ODF2 negatively regulates CP110 levels at centrioles/basal bodies to control biogenesis of primary cilia

Primary cilia are essential sensory organelles that develop when an inhibitory cap consisting of CP110 and other proteins is eliminated. Degradation of CP110 by the ubiquitin-dependent proteasome pathway mediated by NEURL4 and HYLS1 removes the inhibitory cap. Here, we investigated the suitability of rapamycin-mediated dimerization for centriolar recruitment and asked whether the induced recruitment of NEURL4 or HYLS1 to the centriole promotes primary cilia development and CP110 degradation. We used rapamycin-mediated dimerization with ODF2 to induce their targeted recruitment to the centriole. We found decreased CP110 levels in transfected cells, but independent of rapamycin-mediated dimerization.

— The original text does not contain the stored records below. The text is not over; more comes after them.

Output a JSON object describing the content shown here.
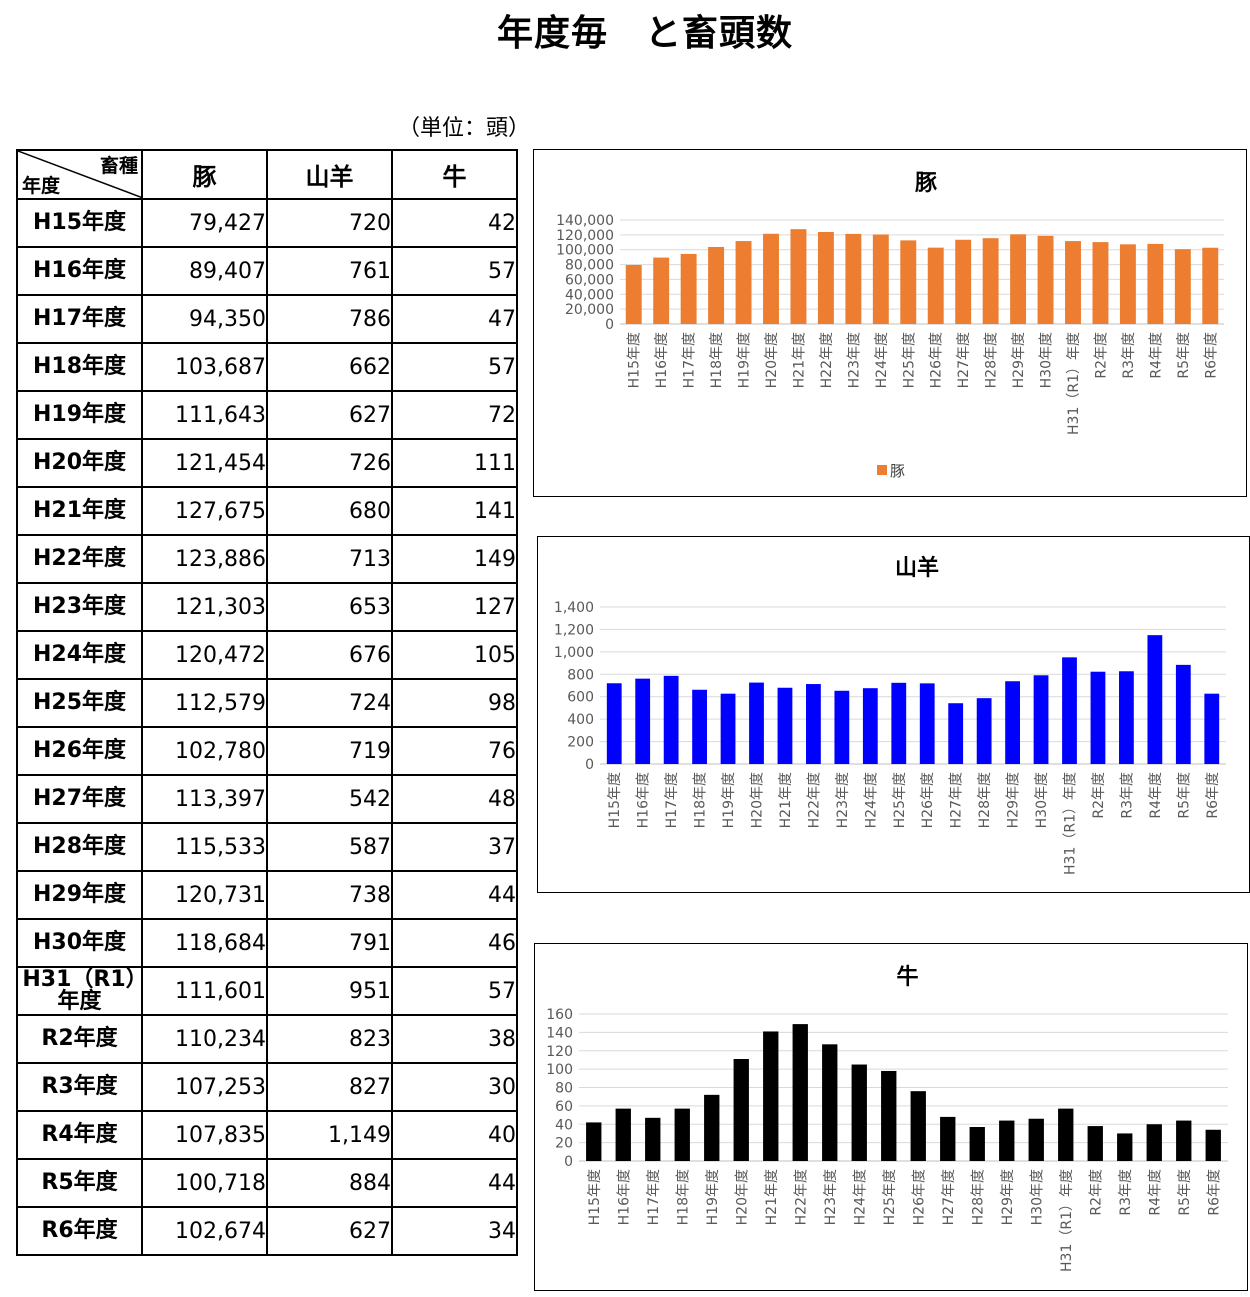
{
  "page": {
    "title": "年度毎　と畜頭数",
    "unit": "（単位：頭）"
  },
  "table": {
    "corner_top": "畜種",
    "corner_bottom": "年度",
    "headers": [
      "豚",
      "山羊",
      "牛"
    ],
    "rows": [
      {
        "year": "H15年度",
        "pig": "79,427",
        "goat": "720",
        "cattle": "42"
      },
      {
        "year": "H16年度",
        "pig": "89,407",
        "goat": "761",
        "cattle": "57"
      },
      {
        "year": "H17年度",
        "pig": "94,350",
        "goat": "786",
        "cattle": "47"
      },
      {
        "year": "H18年度",
        "pig": "103,687",
        "goat": "662",
        "cattle": "57"
      },
      {
        "year": "H19年度",
        "pig": "111,643",
        "goat": "627",
        "cattle": "72"
      },
      {
        "year": "H20年度",
        "pig": "121,454",
        "goat": "726",
        "cattle": "111"
      },
      {
        "year": "H21年度",
        "pig": "127,675",
        "goat": "680",
        "cattle": "141"
      },
      {
        "year": "H22年度",
        "pig": "123,886",
        "goat": "713",
        "cattle": "149"
      },
      {
        "year": "H23年度",
        "pig": "121,303",
        "goat": "653",
        "cattle": "127"
      },
      {
        "year": "H24年度",
        "pig": "120,472",
        "goat": "676",
        "cattle": "105"
      },
      {
        "year": "H25年度",
        "pig": "112,579",
        "goat": "724",
        "cattle": "98"
      },
      {
        "year": "H26年度",
        "pig": "102,780",
        "goat": "719",
        "cattle": "76"
      },
      {
        "year": "H27年度",
        "pig": "113,397",
        "goat": "542",
        "cattle": "48"
      },
      {
        "year": "H28年度",
        "pig": "115,533",
        "goat": "587",
        "cattle": "37"
      },
      {
        "year": "H29年度",
        "pig": "120,731",
        "goat": "738",
        "cattle": "44"
      },
      {
        "year": "H30年度",
        "pig": "118,684",
        "goat": "791",
        "cattle": "46"
      },
      {
        "year": "H31（R1）年度",
        "pig": "111,601",
        "goat": "951",
        "cattle": "57"
      },
      {
        "year": "R2年度",
        "pig": "110,234",
        "goat": "823",
        "cattle": "38"
      },
      {
        "year": "R3年度",
        "pig": "107,253",
        "goat": "827",
        "cattle": "30"
      },
      {
        "year": "R4年度",
        "pig": "107,835",
        "goat": "1,149",
        "cattle": "40"
      },
      {
        "year": "R5年度",
        "pig": "100,718",
        "goat": "884",
        "cattle": "44"
      },
      {
        "year": "R6年度",
        "pig": "102,674",
        "goat": "627",
        "cattle": "34"
      }
    ]
  },
  "chart_data": [
    {
      "type": "bar",
      "title": "豚",
      "categories": [
        "H15年度",
        "H16年度",
        "H17年度",
        "H18年度",
        "H19年度",
        "H20年度",
        "H21年度",
        "H22年度",
        "H23年度",
        "H24年度",
        "H25年度",
        "H26年度",
        "H27年度",
        "H28年度",
        "H29年度",
        "H30年度",
        "H31（R1）年度",
        "R2年度",
        "R3年度",
        "R4年度",
        "R5年度",
        "R6年度"
      ],
      "series": [
        {
          "name": "豚",
          "values": [
            79427,
            89407,
            94350,
            103687,
            111643,
            121454,
            127675,
            123886,
            121303,
            120472,
            112579,
            102780,
            113397,
            115533,
            120731,
            118684,
            111601,
            110234,
            107253,
            107835,
            100718,
            102674
          ]
        }
      ],
      "ylim": [
        0,
        140000
      ],
      "yticks": [
        0,
        20000,
        40000,
        60000,
        80000,
        100000,
        120000,
        140000
      ],
      "ytick_labels": [
        "0",
        "20,000",
        "40,000",
        "60,000",
        "80,000",
        "100,000",
        "120,000",
        "140,000"
      ],
      "grid": true,
      "legend": "bottom",
      "color": "#ed7d31"
    },
    {
      "type": "bar",
      "title": "山羊",
      "categories": [
        "H15年度",
        "H16年度",
        "H17年度",
        "H18年度",
        "H19年度",
        "H20年度",
        "H21年度",
        "H22年度",
        "H23年度",
        "H24年度",
        "H25年度",
        "H26年度",
        "H27年度",
        "H28年度",
        "H29年度",
        "H30年度",
        "H31（R1）年度",
        "R2年度",
        "R3年度",
        "R4年度",
        "R5年度",
        "R6年度"
      ],
      "series": [
        {
          "values": [
            720,
            761,
            786,
            662,
            627,
            726,
            680,
            713,
            653,
            676,
            724,
            719,
            542,
            587,
            738,
            791,
            951,
            823,
            827,
            1149,
            884,
            627
          ]
        }
      ],
      "ylim": [
        0,
        1400
      ],
      "yticks": [
        0,
        200,
        400,
        600,
        800,
        1000,
        1200,
        1400
      ],
      "ytick_labels": [
        "0",
        "200",
        "400",
        "600",
        "800",
        "1,000",
        "1,200",
        "1,400"
      ],
      "grid": true,
      "legend": "none",
      "color": "#0000ff"
    },
    {
      "type": "bar",
      "title": "牛",
      "categories": [
        "H15年度",
        "H16年度",
        "H17年度",
        "H18年度",
        "H19年度",
        "H20年度",
        "H21年度",
        "H22年度",
        "H23年度",
        "H24年度",
        "H25年度",
        "H26年度",
        "H27年度",
        "H28年度",
        "H29年度",
        "H30年度",
        "H31（R1）年度",
        "R2年度",
        "R3年度",
        "R4年度",
        "R5年度",
        "R6年度"
      ],
      "series": [
        {
          "values": [
            42,
            57,
            47,
            57,
            72,
            111,
            141,
            149,
            127,
            105,
            98,
            76,
            48,
            37,
            44,
            46,
            57,
            38,
            30,
            40,
            44,
            34
          ]
        }
      ],
      "ylim": [
        0,
        160
      ],
      "yticks": [
        0,
        20,
        40,
        60,
        80,
        100,
        120,
        140,
        160
      ],
      "ytick_labels": [
        "0",
        "20",
        "40",
        "60",
        "80",
        "100",
        "120",
        "140",
        "160"
      ],
      "grid": true,
      "legend": "none",
      "color": "#000000"
    }
  ]
}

By knocking down ODF2, we show that ODF2 controls CP110 levels. Overexpression of ODF2 is not sufficient to promote the formation of primary cilia, but overexpression of NEURL4 or HYLS1 is. Co-expression of ODF2 and HYLS1 resulted in the formation of tube-like structures, indicating an interaction. Thus, ODF2 controls primary cilia formation by negatively regulating the concentration of CP110 levels. Our data suggest that ODF2 most likely acts as a scaffold for the binding of proteins such as NEURL4 or HYLS1 to mediate CP110 degradation. Summary NEURL4 and HYLS1 mediate the degradation of CP110 to allow cilium formation. We used rapamycin-mediated dimerization with ODF2 to recruit NEURL4 and HYLS1 to the centriole and show that ODF2 controls CP110 levels.